Back to stories

Legacy Infrastructure and Cybersecurity: Menlo’s Discussion with Barclay’s

April 30, 2015

As cyber threats become more sophisticated, companies large and small are changing the way they think about securing their networks. During RSA, I moderated a panel with Nick Hammond, managing director of Infrastructure at Barclay’s, and Lane Bess of Palo Alto Networks and Zscaler. They focused the conversation specifically on how large legacy companies are thinking about implementing new technologies and responding to an ever-evolving threat landscape.

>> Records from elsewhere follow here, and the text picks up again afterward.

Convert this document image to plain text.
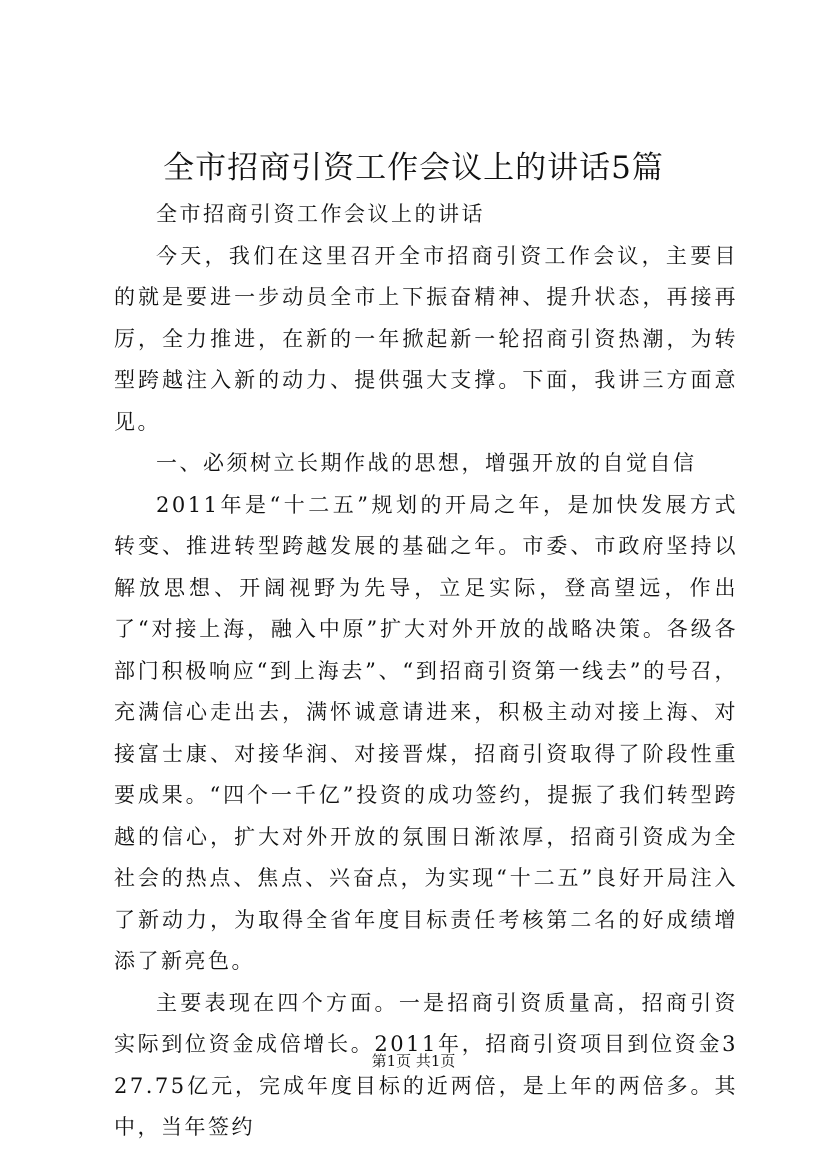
全市招商引资工作会议上的讲话5篇

全市招商引资工作会议上的讲话

今天，我们在这里召开全市招商引资工作会议，主要目的就是要进一步动员全市上下振奋精神、提升状态，再接再厉，全力推进，在新的一年掀起新一轮招商引资热潮，为转型跨越注入新的动力、提供强大支撑。下面，我讲三方面意见。

一、必须树立长期作战的思想，增强开放的自觉自信

2011年是“十二五”规划的开局之年，是加快发展方式转变、推进转型跨越发展的基础之年。市委、市政府坚持以解放思想、开阔视野为先导，立足实际，登高望远，作出了“对接上海，融入中原”扩大对外开放的战略决策。各级各部门积极响应“到上海去”、“到招商引资第一线去”的号召，充满信心走出去，满怀诚意请进来，积极主动对接上海、对接富士康、对接华润、对接晋煤，招商引资取得了阶段性重要成果。“四个一千亿”投资的成功签约，提振了我们转型跨越的信心，扩大对外开放的氛围日渐浓厚，招商引资成为全社会的热点、焦点、兴奋点，为实现“十二五”良好开局注入了新动力，为取得全省年度目标责任考核第二名的好成绩增添了新亮色。

主要表现在四个方面。一是招商引资质量高，招商引资实际到位资金成倍增长。2011年，招商引资项目到位资金327.75亿元，完成年度目标的近两倍，是上年的两倍多。其中，当年签约

第1页 共1页
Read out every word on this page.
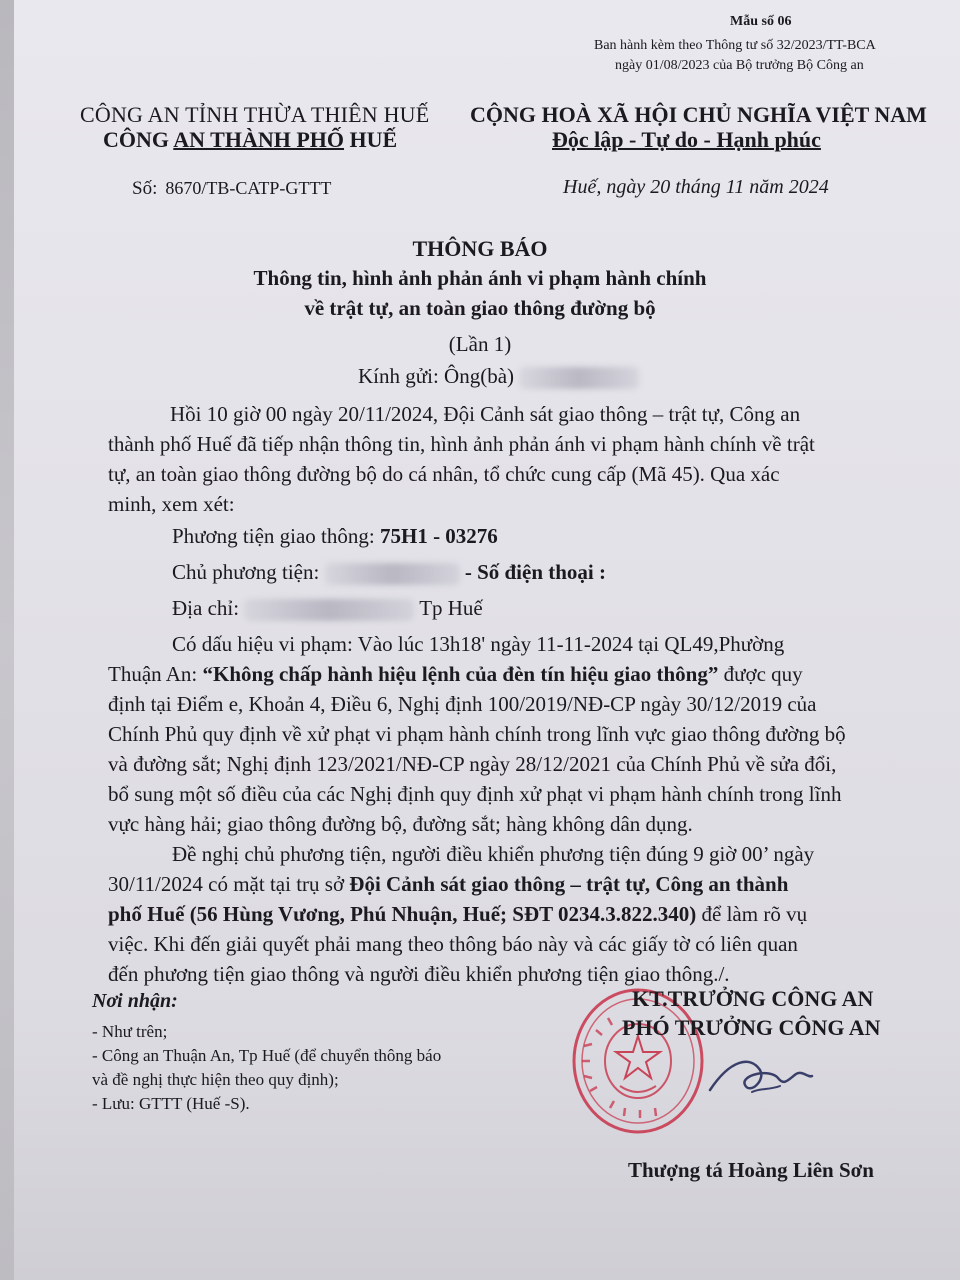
Mẫu số 06
Ban hành kèm theo Thông tư số 32/2023/TT-BCA
ngày 01/08/2023 của Bộ trưởng Bộ Công an
CÔNG AN TỈNH THỪA THIÊN HUẾ
CÔNG AN THÀNH PHỐ HUẾ
CỘNG HOÀ XÃ HỘI CHỦ NGHĨA VIỆT NAM
Độc lập - Tự do - Hạnh phúc
Số: 8670/TB-CATP-GTTT	Huế, ngày 20 tháng 11 năm 2024
THÔNG BÁO
Thông tin, hình ảnh phản ánh vi phạm hành chính
về trật tự, an toàn giao thông đường bộ
(Lần 1)
Kính gửi: Ông(bà)
Hồi 10 giờ 00 ngày 20/11/2024, Đội Cảnh sát giao thông – trật tự, Công an
thành phố Huế đã tiếp nhận thông tin, hình ảnh phản ánh vi phạm hành chính về trật
tự, an toàn giao thông đường bộ do cá nhân, tổ chức cung cấp (Mã 45). Qua xác
minh, xem xét:
Phương tiện giao thông: 75H1 - 03276
Chủ phương tiện:	- Số điện thoại :
Địa chỉ:	Tp Huế
Có dấu hiệu vi phạm: Vào lúc 13h18' ngày 11-11-2024 tại QL49,Phường
Thuận An: “Không chấp hành hiệu lệnh của đèn tín hiệu giao thông” được quy
định tại Điểm e, Khoản 4, Điều 6, Nghị định 100/2019/NĐ-CP ngày 30/12/2019 của
Chính Phủ quy định về xử phạt vi phạm hành chính trong lĩnh vực giao thông đường bộ
và đường sắt; Nghị định 123/2021/NĐ-CP ngày 28/12/2021 của Chính Phủ về sửa đổi,
bổ sung một số điều của các Nghị định quy định xử phạt vi phạm hành chính trong lĩnh
vực hàng hải; giao thông đường bộ, đường sắt; hàng không dân dụng.
Đề nghị chủ phương tiện, người điều khiển phương tiện đúng 9 giờ 00’ ngày
30/11/2024 có mặt tại trụ sở Đội Cảnh sát giao thông – trật tự, Công an thành
phố Huế (56 Hùng Vương, Phú Nhuận, Huế; SĐT 0234.3.822.340) để làm rõ vụ
việc. Khi đến giải quyết phải mang theo thông báo này và các giấy tờ có liên quan
đến phương tiện giao thông và người điều khiển phương tiện giao thông./.
Nơi nhận:
- Như trên;
- Công an Thuận An, Tp Huế (để chuyển thông báo
và đề nghị thực hiện theo quy định);
- Lưu: GTTT (Huế -S).
KT.TRƯỞNG CÔNG AN
PHÓ TRƯỞNG CÔNG AN
Thượng tá Hoàng Liên Sơn
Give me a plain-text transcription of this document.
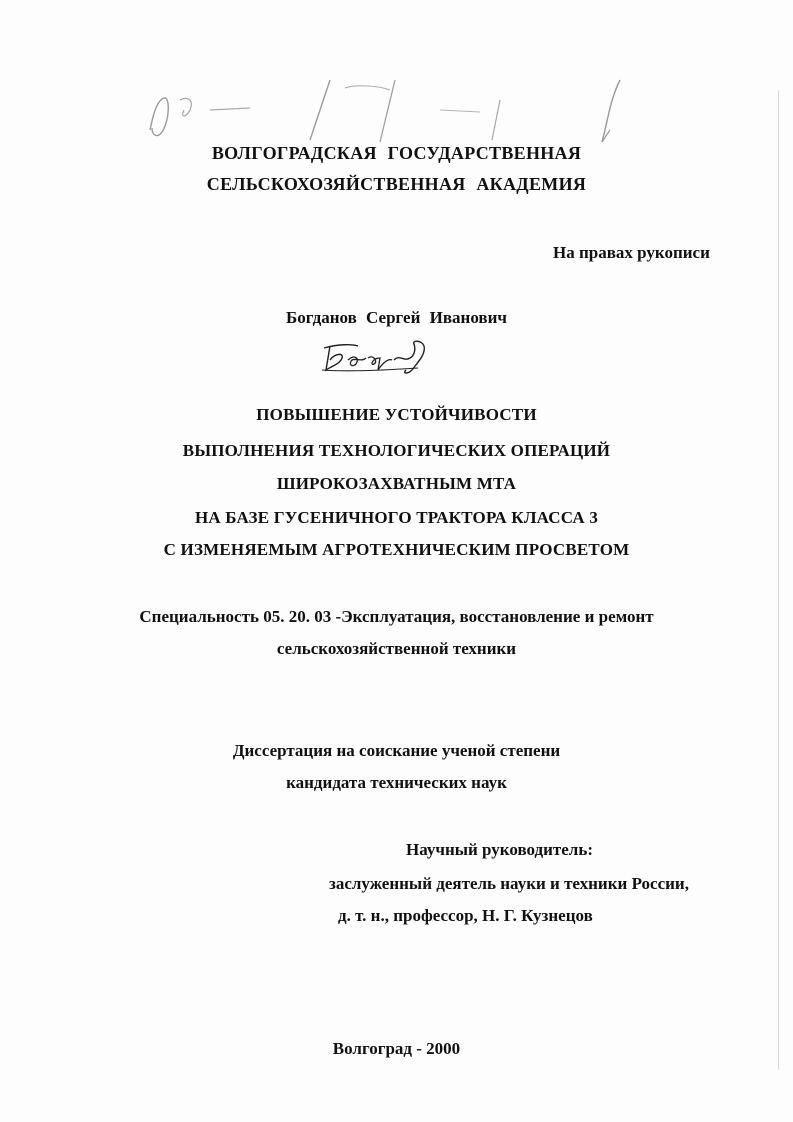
ВОЛГОГРАДСКАЯ ГОСУДАРСТВЕННАЯ
СЕЛЬСКОХОЗЯЙСТВЕННАЯ АКАДЕМИЯ
На правах рукописи
Богданов Сергей Иванович
ПОВЫШЕНИЕ УСТОЙЧИВОСТИ
ВЫПОЛНЕНИЯ ТЕХНОЛОГИЧЕСКИХ ОПЕРАЦИЙ
ШИРОКОЗАХВАТНЫМ МТА
НА БАЗЕ ГУСЕНИЧНОГО ТРАКТОРА КЛАССА 3
С ИЗМЕНЯЕМЫМ АГРОТЕХНИЧЕСКИМ ПРОСВЕТОМ
Специальность 05. 20. 03 -Эксплуатация, восстановление и ремонт
сельскохозяйственной техники
Диссертация на соискание ученой степени
кандидата технических наук
Научный руководитель:
заслуженный деятель науки и техники России,
д. т. н., профессор, Н. Г. Кузнецов
Волгоград - 2000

Mark Siegel, Nick Hammond, and Lane Bess

Below are a few highlights from the Barlcay’s perspective. We welcome you to watch the entire discussion for more insights from both the buyer and vendor side.

Barclay’s #1 Priority

There is a lot we know about our current infrastructure and our current threat vectors, but when you think you’ve got your arms around it, it changes. The biggest challenge we have is catching up and then limiting the surface area of attack. There are regulatory requirements we have as a bank to constantly survey the risk profile. What we do is use market intelligence to assess just how good our security is, where the vulnerabilities are, and then it’s a race to close down those gaps particularly about where our data is going to reside.

Moving to the Cloud

We no longer want to have massive amounts of infrastructure internally and just put a perimeter around it. We are moving significantly towards cloud models. When you do that, your procedure and your operating model changes. It’s a two-step process at the minute: understand where we are, what we’ve got, and then work out how that’s going to fit with our infrastructure strategy to move to the cloud.

Scope and Scale

What is the problem you’re looking to solve and who agrees they’ve got that problem? Is it the CSO? Is it the CIO? Who’s ultimately responsible? That’s pretty key. We’re making a lot of security investments at the moment. Who feels the pain? Who’s ultimately responsible for the problem? You’ve got to decipher that very quickly. Is an on-premise, hands-off model going to work? Can you scale with a support model that’s going to augment my operating procedures? How quickly can you get it in and get it everywhere? If it doesn’t scale, it’s not going to work.

Proving it Works for a Changing Climate

Companies are generally bad at proof of concept and pilots. Watch the metrics of success for any pilot. If you want to get yourself into the boardroom, have a security insight. It’s not just about penetration problems. If you have a security challenge, it will have an impact and ripple throughout the entire company. Operationally, the barriers are coming down. Challenges exist, but it’s going to happen faster and faster as we start using cloud services.